職場の休憩室には給湯用ポットと小さな水道があり、お昼休憩の時にはみんなコーヒーやら紅茶やらを入れて好きなように飲んで
最後にそのマイコップを洗い、歯磨きをしてから仕事に戻るのですが、

ある日のこと、何を思ったのかB男は
歯を磨いたあとの自分の歯ブラシを、そのへんに置いて乾かしてあった別の先輩看護師Fのマグカップの上に置いて放置し
仕事に戻っていったのです。



B男のびしょ濡れの歯ブラシは、まだ水が滴るような状態で
Fのマグカップに少しずつその水が溜まっていきました。


その後、交代で休憩室に入ってきたFは
自分のマグカップの上に誰か別の人の歯ブラシが置かれているのに気づき、
更にその歯ブラシから滴る水で自分のマグカップが濡れているのを見て驚愕。


小さく悲鳴をあげたあと、震える声で、これ誰の歯ブラシ?と私たちに聞きました。
勿論、私たちの誰にも心当たりはなく
そうなると、たった今休憩室から出ていったB男のものである可能性が高い。


(女性が多い職場なのに、水色の歯ブラシだったのも有力な手がかりだった)



いくら毎日一緒に仕事をしている同僚とはいえ、
40代男性の使用済み歯ブラシが自分のマグカップに触れているのは
あまり気持ちのいいものではありません。
しかも、水滴が‥



その後、看護師FはB男に直接聞きに行きました。


「あの水色の歯ブラシ、自分の?」

「えっ?あ、はい‥」

「私のコップの上に乗せるの、やめてもらっていい?」

「あ、ハイすみません‥」



少しニブいB男にはおそらく、
何故そんな小さなことでこんなにきつい言い方をされるのかわからなかったことでしょう。
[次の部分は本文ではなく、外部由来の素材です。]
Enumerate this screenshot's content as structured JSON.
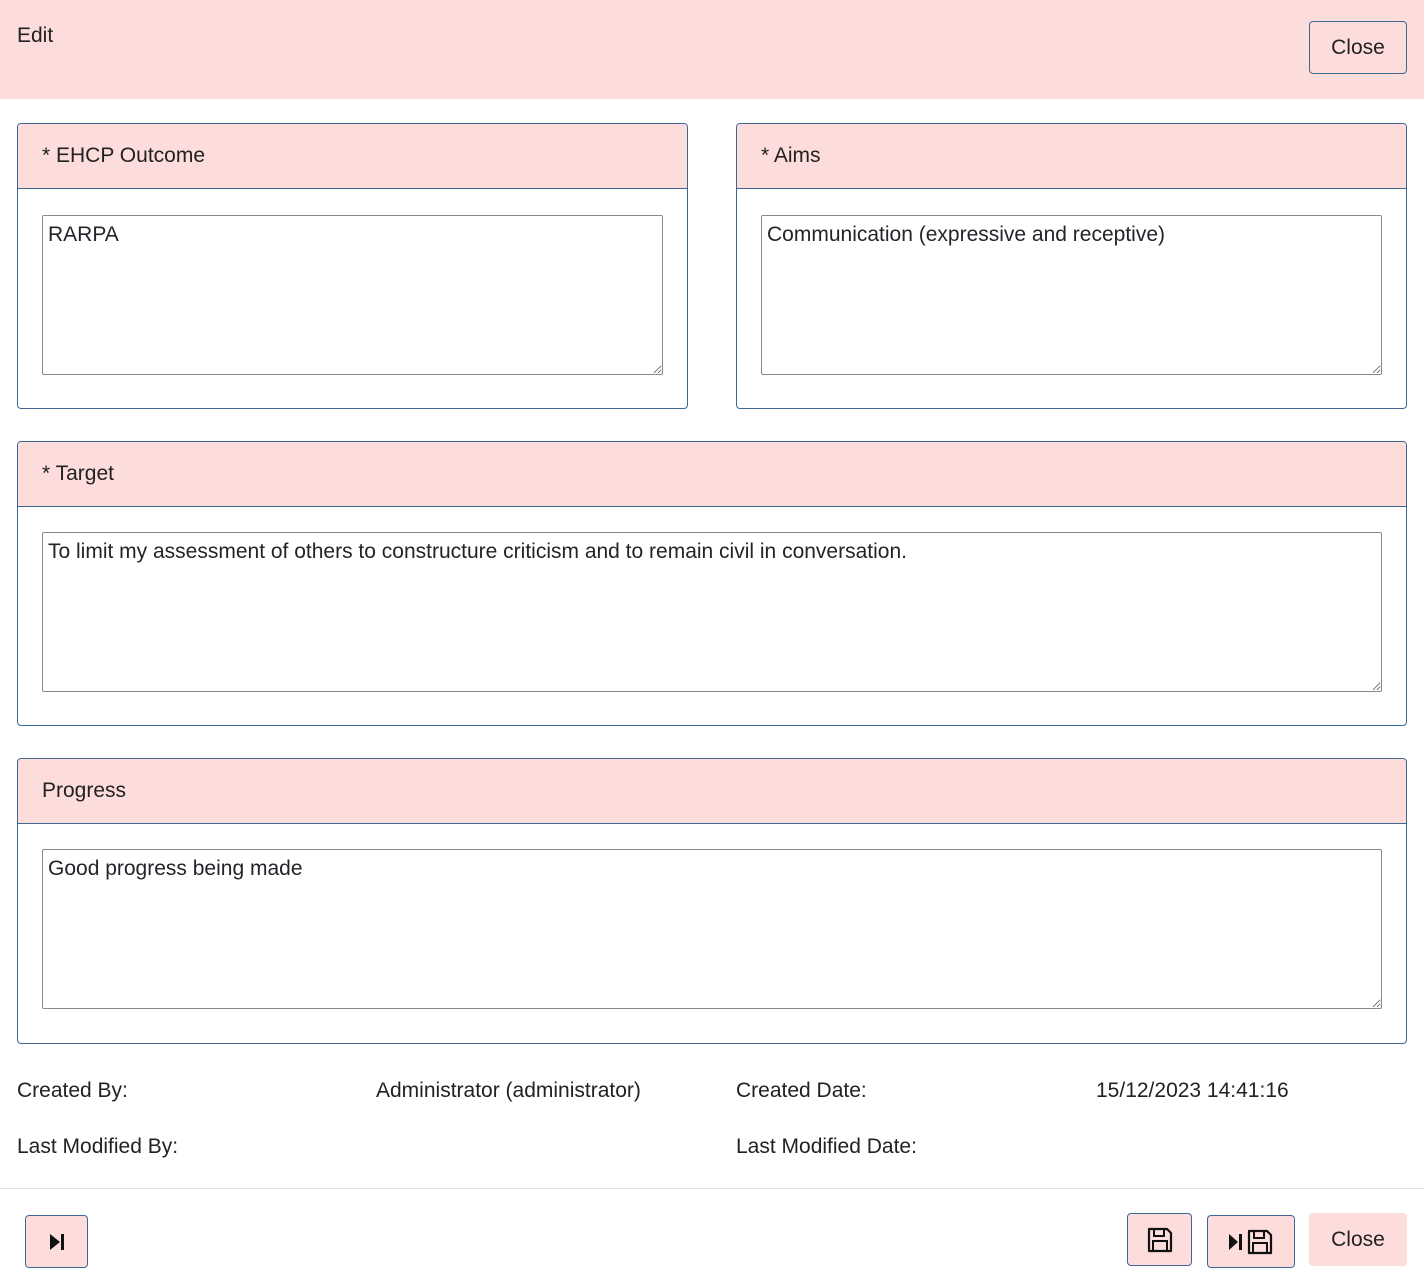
{
  "header": {
    "title": "Edit",
    "close_label": "Close"
  },
  "panels": {
    "ehcp_outcome": {
      "label": "* EHCP Outcome",
      "value": "RARPA"
    },
    "aims": {
      "label": "* Aims",
      "value": "Communication (expressive and receptive)"
    },
    "target": {
      "label": "* Target",
      "value": "To limit my assessment of others to constructure criticism and to remain civil in conversation."
    },
    "progress": {
      "label": "Progress",
      "value": "Good progress being made"
    }
  },
  "meta": {
    "created_by_label": "Created By:",
    "created_by_value": "Administrator (administrator)",
    "created_date_label": "Created Date:",
    "created_date_value": "15/12/2023 14:41:16",
    "last_modified_by_label": "Last Modified By:",
    "last_modified_by_value": "",
    "last_modified_date_label": "Last Modified Date:",
    "last_modified_date_value": ""
  },
  "footer": {
    "next_icon": "skip-next-icon",
    "save_icon": "floppy-disk-icon",
    "next_save_icon": "skip-next-save-icon",
    "close_label": "Close"
  },
  "colors": {
    "header_bg": "#fddcdc",
    "panel_border": "#3f6796"
  }
}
笑




聞き耳を立てて、動向を見守っている他のスタッフたち。
気持ち悪いよねー!
馬鹿じゃないんあいつ!

と、徹底的な悪口がこの日から始まるようになりました。


相手を見る目が少し変わると、
今まで気づかなかったような些細な動作や言葉遣いまでもが癪に触るようになり
何をしても怒られる。
何をしても睨まれる。
の地獄のような日々がここから始まっていったのです。